Apapun kondisi suami, dia adalah pemberian Allah yang patut disyukuri. Saya yakin tidak ada suami sempurna di dunia ini, yang ada adalah suami yang terus berbenah diri menjadi imam yang baik. Sama halnya dengan diri kita juga tidak sempurna sebagai istri. Adanya suami adalah untuk melengkapi diri kita, kekurangan kita. Kelebihan suami untuk menutup kekurangan kita. Kelebihan kita untuk menutup kekurangan suami. Saling berjalan beriringan, bergandemgan tangan, menyemangati satu sama lain untuk terus bersama-sama memperbaiki diri. Menjadihamba yang jauh lebih baik dihadapan Allah sampai saatnya waktu pertanggungjawabam itu tiba. Adanya kita menikah bukan karena kita sudah sempurna, namun justru dengan menikah kita menyempurnakan diri kita,menggenapkan setengah dien (agama) kita,menyempurnakan akhlak kita.

Kita yang sebelumnya egois, dengan menikah “dipaksa” untuk belajar bertoleransi, menghargai pendapat dan sudutpandang yang berbeda dari pasangan.

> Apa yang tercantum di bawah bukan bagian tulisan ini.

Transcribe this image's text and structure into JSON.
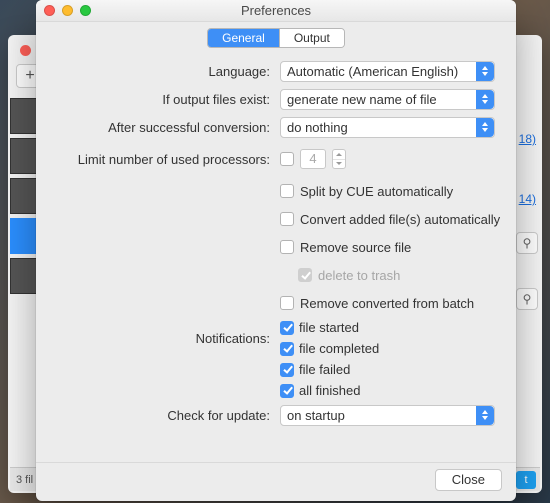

Kita yang sebelumnya hanya berfokus pada tujuan, dengan menikah “dipaksa” untuk belajar menikmati dan mensyukuri setiap proses perjalanan hidup.

Kita yang sebelumnya kurang sabar, dengan menikah,“dipaksa” untuk belajar sabar menghadapi segala kondisi, kelebihan dan kekurangan pasangan.

Kita yang sebelumnya nggak dekat sama Allah, dengan menikah “dipaksa” dekat dengan Allah, karena hanya kepada Nya lah kita bermohon diberi petunjuk dan dikuatkan dalam menghadapi tantangan pernikahan.

Kita yang tadinya pemalas, dengan menikah “dipaksa” untuk rajin, mau nggak mau harus mau menggerakkan tubuh untuk segala urusan rumah tangga.

Kita yang tadinya asal ngomong, dengan menikah “dipaksa” untuk belajar berkomunikasi yang baik agar tidak terjadi misskomunikasi dengan pasangan.

Kita yang tadinya hanya ingin dilayani, dengan menikah “dipaksa” belajar untuk melayani pasangan.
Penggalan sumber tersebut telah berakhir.